Question about some pinning code in futures-rs

I am looking over some code in futures-rs and I wonder why things are written this way:

impl<T> Future for FutureObj<'_, T> {
    type Output = T;

    #[inline]
    fn poll(self: Pin<&mut Self>, cx: &mut Context<'_>) -> Poll<T> {
        let pinned_field: Pin<&mut LocalFutureObj<'_, T>> = unsafe {
            self.map_unchecked_mut(|x| &mut x.0)
        };
        LocalFutureObj::poll(pinned_field, cx)
    }
}

Had I written this, I would have done:

impl<T> Future for FutureObj<'_, T>
{
	type Output = T;

	fn poll( mut self: Pin<&mut Self>, cx: &mut Context<'_> ) -> Poll<T>
	{
		LocalFutureObj::poll( Pin::new( &mut self.0 ), cx )
	}
}

At first sight, this compiles and works fine. Am I missing something? Does this have perf issues? It does get rid of an unsafe block and a bunch of code.

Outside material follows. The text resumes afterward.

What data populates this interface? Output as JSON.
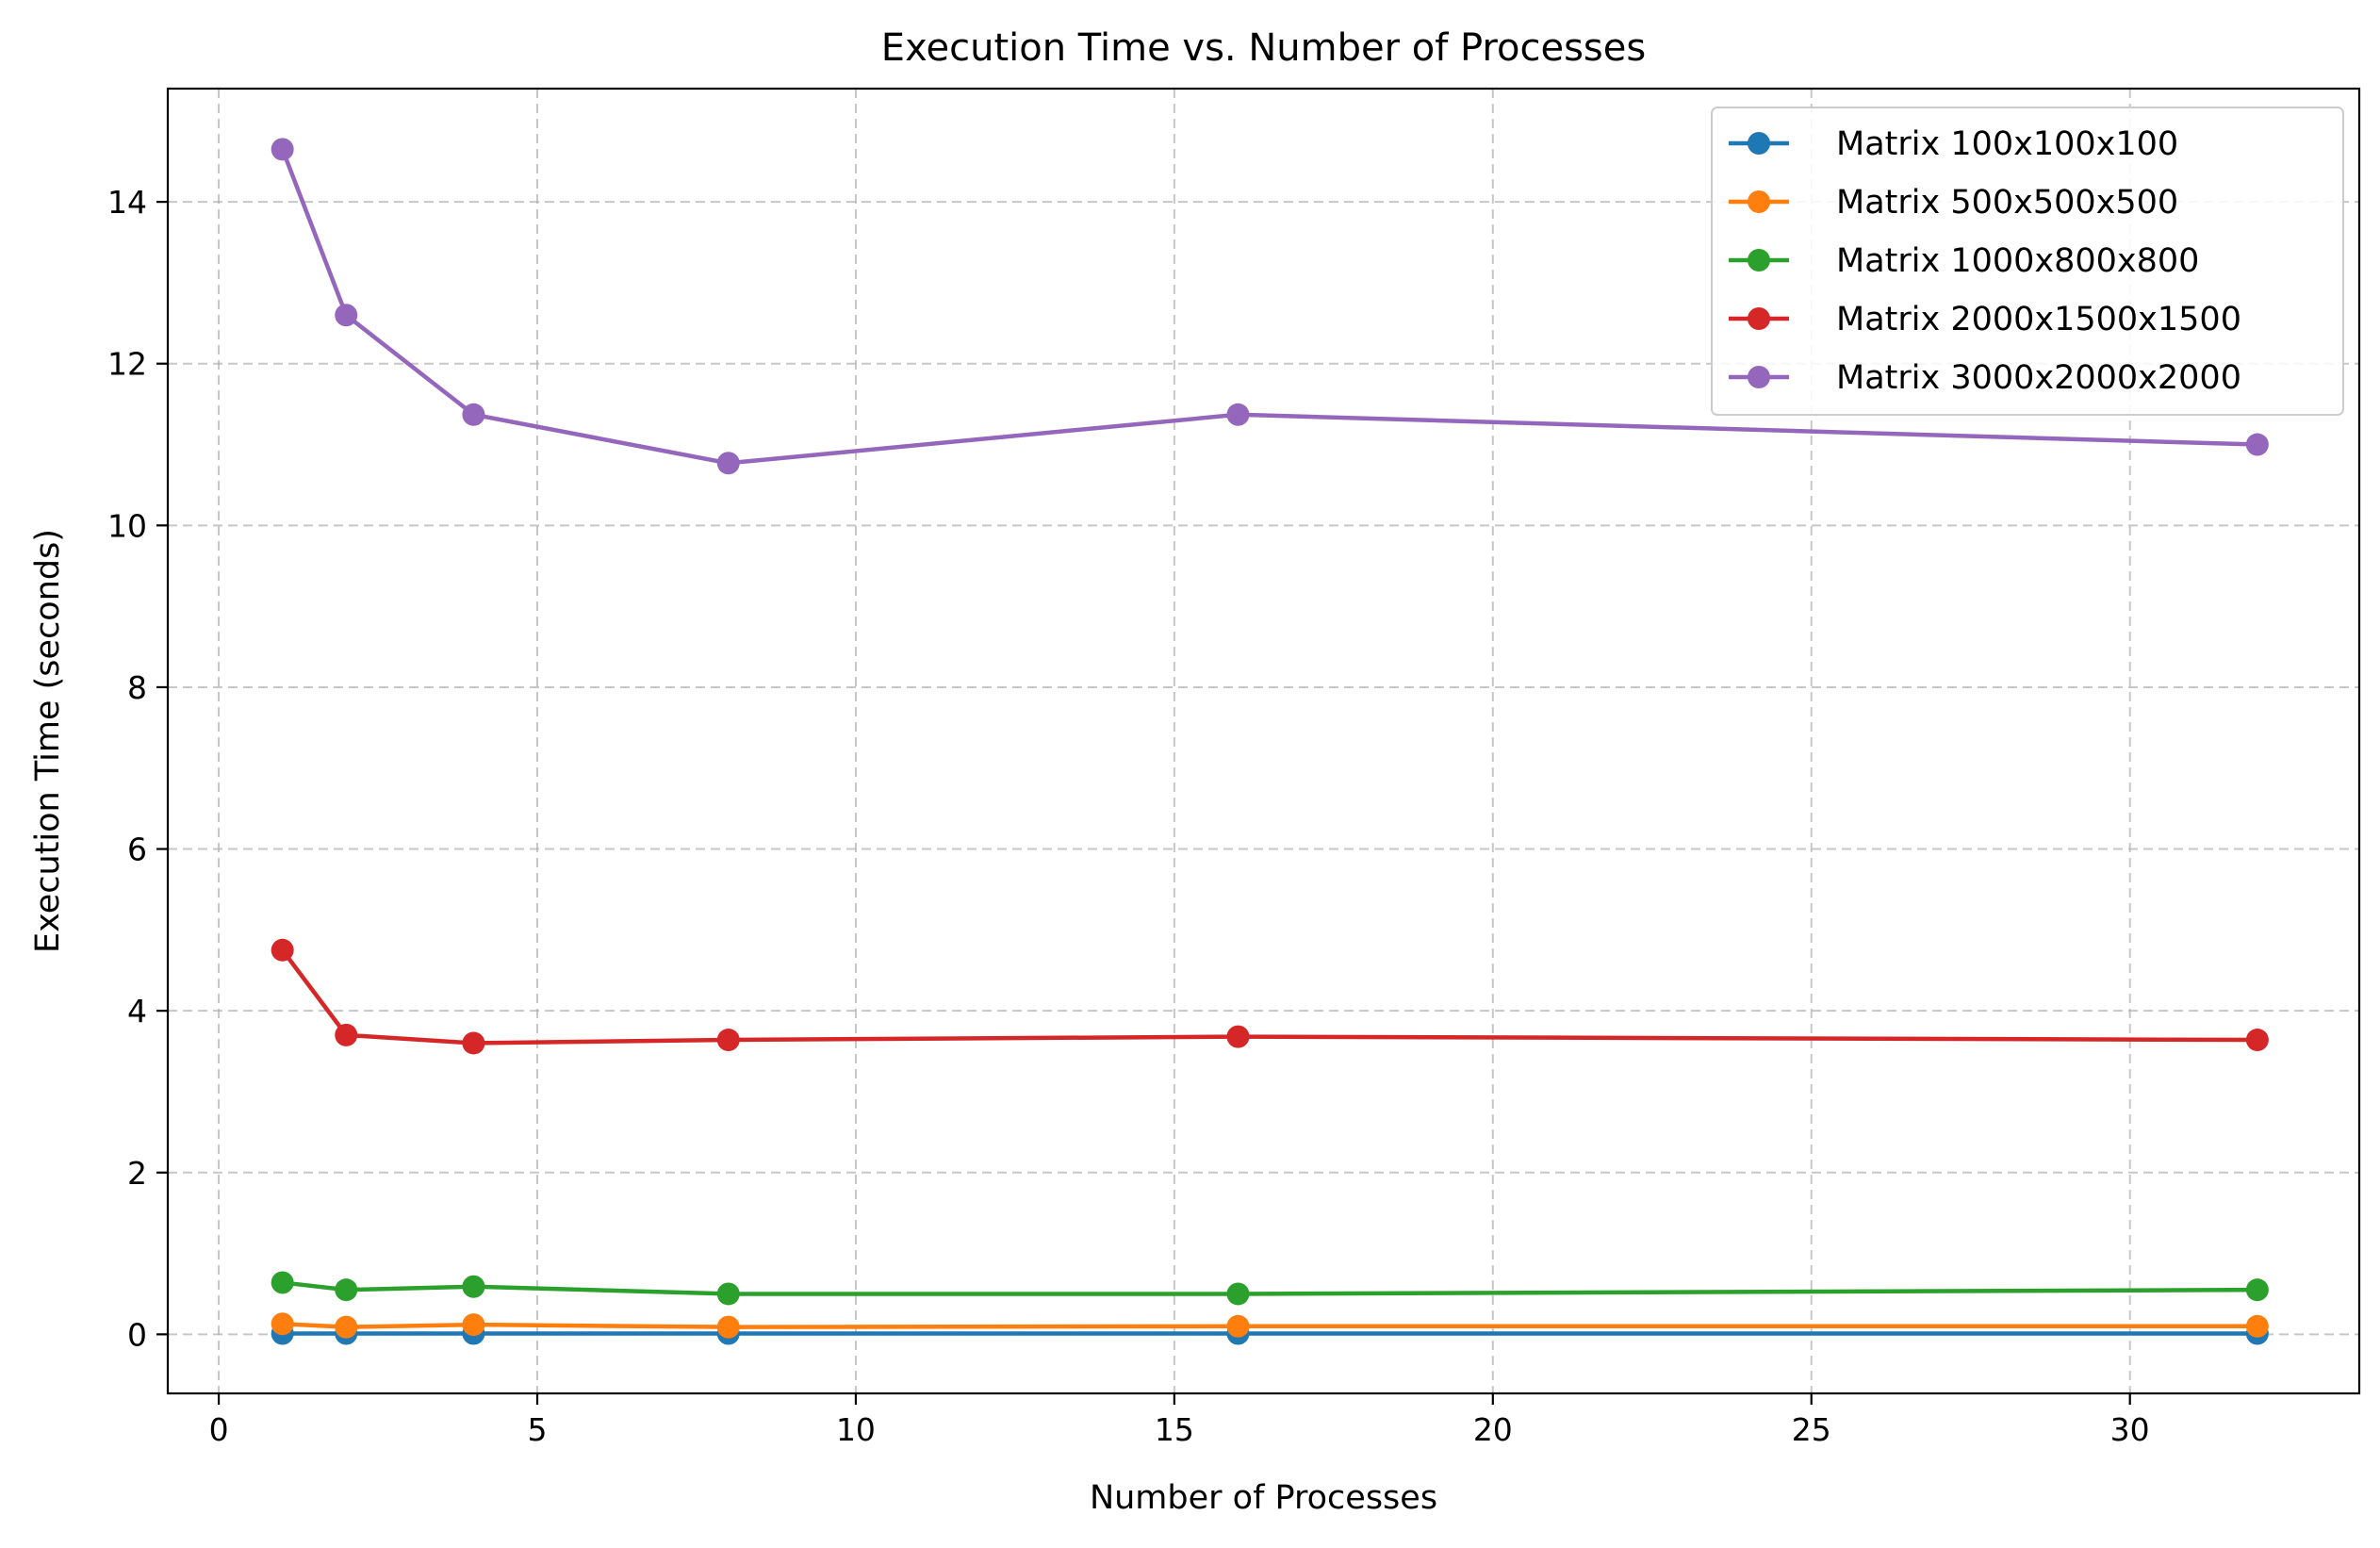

Also, I wonder for something like this, is it really useful to keep the #[inline] mention? I would think LLVM would figure out what's best?

Both versions work because FutureObj<T> is Unpin for any T. The upstream implementation works with or without unpin, so I'm guessing it either didn't used to be unpin, this code predates the current unpin logic, or the author used the usual pinning projection code for consistency.

The two should perform equivalently.

The #[inline] shouldn't be necessary in an ideal world, but you'll find it a lot in library code providing combinators and type wrappers, where it really can make a difference if the complier's inlining heuristics fail. I saved 6% on a binary recently using async by placing a carefully considered #[inline].

That unsafe block dates from before LocalTaskObj: Unpin, presumably no-one has noticed it is redundant since then.

1 Like

Do you want a PR to remove it? Is simply using Pin::new fine?

Yes, if we can reduce the unsafe code used it's definitely worth updating.

Ok, I'll do that tomorrow and survey a bit for other candidates.